As you complete specific missions for the different characters you will unlock new mods for your hook, along with upgrades to said mods. These become your main way for experimentation within JC4, be it crafting a rocket-propelled balloon car or a flying corpse kite that follows you around. Going all in on the creativity side of gameplay, JC4 really encourages experimentation with all the new features that have been added, along with challenges for the new mods and traversal.

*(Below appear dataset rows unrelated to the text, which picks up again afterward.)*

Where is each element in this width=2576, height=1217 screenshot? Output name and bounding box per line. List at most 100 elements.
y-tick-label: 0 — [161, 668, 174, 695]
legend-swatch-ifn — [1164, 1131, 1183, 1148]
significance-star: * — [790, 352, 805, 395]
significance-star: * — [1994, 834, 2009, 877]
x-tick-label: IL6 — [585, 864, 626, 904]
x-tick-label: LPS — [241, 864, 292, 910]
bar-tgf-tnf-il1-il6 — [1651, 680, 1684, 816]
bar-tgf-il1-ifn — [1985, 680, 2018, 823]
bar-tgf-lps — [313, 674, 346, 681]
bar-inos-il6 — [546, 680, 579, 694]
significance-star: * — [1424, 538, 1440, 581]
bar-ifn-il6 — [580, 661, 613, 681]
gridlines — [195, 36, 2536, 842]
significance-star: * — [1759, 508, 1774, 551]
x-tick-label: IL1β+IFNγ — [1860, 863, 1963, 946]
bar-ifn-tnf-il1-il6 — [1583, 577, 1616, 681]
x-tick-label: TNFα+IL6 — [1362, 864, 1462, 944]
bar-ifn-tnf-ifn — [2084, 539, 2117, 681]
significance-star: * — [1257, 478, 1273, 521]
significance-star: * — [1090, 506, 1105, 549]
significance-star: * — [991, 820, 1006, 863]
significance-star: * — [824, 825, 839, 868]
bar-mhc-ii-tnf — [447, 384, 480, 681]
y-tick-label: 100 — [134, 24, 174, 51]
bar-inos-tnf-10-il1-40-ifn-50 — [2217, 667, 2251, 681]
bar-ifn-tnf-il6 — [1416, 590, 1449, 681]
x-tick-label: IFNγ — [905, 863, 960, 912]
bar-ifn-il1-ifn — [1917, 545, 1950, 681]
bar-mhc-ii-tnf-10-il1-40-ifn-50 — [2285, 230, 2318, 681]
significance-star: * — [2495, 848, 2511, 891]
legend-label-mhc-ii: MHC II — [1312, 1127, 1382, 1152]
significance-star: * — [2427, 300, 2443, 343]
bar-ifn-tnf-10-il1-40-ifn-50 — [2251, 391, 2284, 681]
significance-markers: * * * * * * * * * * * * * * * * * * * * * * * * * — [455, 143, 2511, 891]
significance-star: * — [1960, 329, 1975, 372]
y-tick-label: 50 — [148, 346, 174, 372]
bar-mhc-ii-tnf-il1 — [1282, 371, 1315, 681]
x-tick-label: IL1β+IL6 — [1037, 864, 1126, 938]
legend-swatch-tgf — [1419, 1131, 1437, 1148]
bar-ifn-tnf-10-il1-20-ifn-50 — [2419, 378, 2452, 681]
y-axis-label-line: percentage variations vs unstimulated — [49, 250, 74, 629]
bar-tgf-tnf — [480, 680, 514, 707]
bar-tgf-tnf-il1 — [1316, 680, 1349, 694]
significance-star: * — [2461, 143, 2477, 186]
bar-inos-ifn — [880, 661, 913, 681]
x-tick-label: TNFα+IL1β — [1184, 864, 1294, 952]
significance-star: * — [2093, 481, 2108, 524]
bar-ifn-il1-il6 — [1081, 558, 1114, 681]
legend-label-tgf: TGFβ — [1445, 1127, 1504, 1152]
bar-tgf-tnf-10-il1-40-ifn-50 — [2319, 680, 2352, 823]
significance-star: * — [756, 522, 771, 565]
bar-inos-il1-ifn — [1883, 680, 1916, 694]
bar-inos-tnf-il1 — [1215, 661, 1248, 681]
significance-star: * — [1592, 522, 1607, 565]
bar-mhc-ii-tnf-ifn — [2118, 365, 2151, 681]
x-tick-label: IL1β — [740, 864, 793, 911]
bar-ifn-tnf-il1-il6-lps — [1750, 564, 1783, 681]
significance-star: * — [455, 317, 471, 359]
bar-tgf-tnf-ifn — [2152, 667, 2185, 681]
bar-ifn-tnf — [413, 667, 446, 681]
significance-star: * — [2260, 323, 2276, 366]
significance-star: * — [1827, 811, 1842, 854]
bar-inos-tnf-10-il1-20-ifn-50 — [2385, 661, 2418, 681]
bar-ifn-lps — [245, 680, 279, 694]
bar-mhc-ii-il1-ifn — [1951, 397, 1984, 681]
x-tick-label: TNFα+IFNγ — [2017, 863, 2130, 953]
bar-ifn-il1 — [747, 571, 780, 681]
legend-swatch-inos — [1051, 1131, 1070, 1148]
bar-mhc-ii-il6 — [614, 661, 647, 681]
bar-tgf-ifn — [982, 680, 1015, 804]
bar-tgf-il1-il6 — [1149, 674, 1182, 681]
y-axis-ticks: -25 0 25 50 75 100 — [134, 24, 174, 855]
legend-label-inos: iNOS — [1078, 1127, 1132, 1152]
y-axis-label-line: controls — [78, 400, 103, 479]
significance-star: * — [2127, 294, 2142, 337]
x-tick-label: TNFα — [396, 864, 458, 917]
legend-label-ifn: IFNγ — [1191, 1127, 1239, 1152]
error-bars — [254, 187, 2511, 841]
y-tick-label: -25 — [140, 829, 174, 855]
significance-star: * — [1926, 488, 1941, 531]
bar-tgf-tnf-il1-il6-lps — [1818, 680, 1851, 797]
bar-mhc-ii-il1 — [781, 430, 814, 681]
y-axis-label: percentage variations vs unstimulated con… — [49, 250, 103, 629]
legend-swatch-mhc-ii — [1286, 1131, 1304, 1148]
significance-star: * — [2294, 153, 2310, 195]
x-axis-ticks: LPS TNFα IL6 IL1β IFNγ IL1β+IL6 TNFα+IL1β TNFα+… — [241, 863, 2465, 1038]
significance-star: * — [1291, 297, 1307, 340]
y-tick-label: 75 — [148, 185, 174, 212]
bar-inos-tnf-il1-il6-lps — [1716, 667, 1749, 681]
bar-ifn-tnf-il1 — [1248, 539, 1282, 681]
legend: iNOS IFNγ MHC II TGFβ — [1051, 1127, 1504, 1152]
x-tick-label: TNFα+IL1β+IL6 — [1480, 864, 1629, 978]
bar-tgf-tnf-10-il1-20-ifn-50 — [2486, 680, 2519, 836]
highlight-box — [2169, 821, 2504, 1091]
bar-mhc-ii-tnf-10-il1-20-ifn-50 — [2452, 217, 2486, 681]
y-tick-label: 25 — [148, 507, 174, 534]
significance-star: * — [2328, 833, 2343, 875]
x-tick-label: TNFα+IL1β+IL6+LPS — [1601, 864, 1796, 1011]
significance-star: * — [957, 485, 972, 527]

The soundtrack in JC4 is mostly kept to the radios of cars, cutscenes and battle encounters. You’ll have some quiet awe-inspiring tracks as you wing-suit around the world, action-packed tunes for taking on tornadoes and event-relevant music for cutscenes. The OST isn’t really a big standout for me, instead just filling the silence while other things are going on, if you turn off car radios you will mostly be listening to explosions and gunfire as you make your way to missions.
As pointed out by several people, JC4 has taken a hit graphically in plenty of places, with washed out water textures, lack of stomped flora, blur or bloomed explosions and slow texture load in times. It will be hit and miss for fans of the series if they prefer this entry over JC3 as that game had prominent areas of higher quality, while JC4 instead adds in more variety of actions on a much larger scale. Grandiose detail rather than minute detail is the war waged in this release.
Just Cause 4, like the other games in the series, focuses more on the physicality of its gameplay as well as the fun aspect rather than a well-thought-out story or engaging world. Probably the most focused, JC4 really goes all in on experimentation and testing out theories with the new tools it gives to you, along with more and more destructible objects or explosive containers. It can become a bit grating at times where it overuses some mechanics, for example having to winch open doors or tear open generators several times, or endlessly spawning helicopters during escapes, although some people may find entertainment in those aspects.
Through my game time, I didn’t really encounter many bugs or glitches, there was 1 point where I fell through the world, with the majority of errors being the slow load–in times for textures. I did find some pathing issues with the enemies, alongside my followers getting stuck on terrain, but with the hook, I could easily fling them into the correct direction. The PS4 version definitely looks terrible in some parts, especially with bloom and Rico’s model, including other models as their hair looks like sand as well as reflecting light too harshly.
Overall, Just Cause 4 gets an 8/10, the major focus on fun, game-toys and experimentation open up so many possibilities in gameplay that any player could utilize. While the story is bland, with plenty of anti-climactic endings to some missions with too many just being a talking cutscene with an NPC, it does throw in some epic objectives like controlling a tornado. The graphics have arguably taken a huge hit from the previous release, though the addition of new mechanics, as well as the new weather systems, could make up for that. If you have enjoyed the series than JC4 will turn out to be enjoyable for you, but if you’re a stickler for graphics you may want to stay with JC3.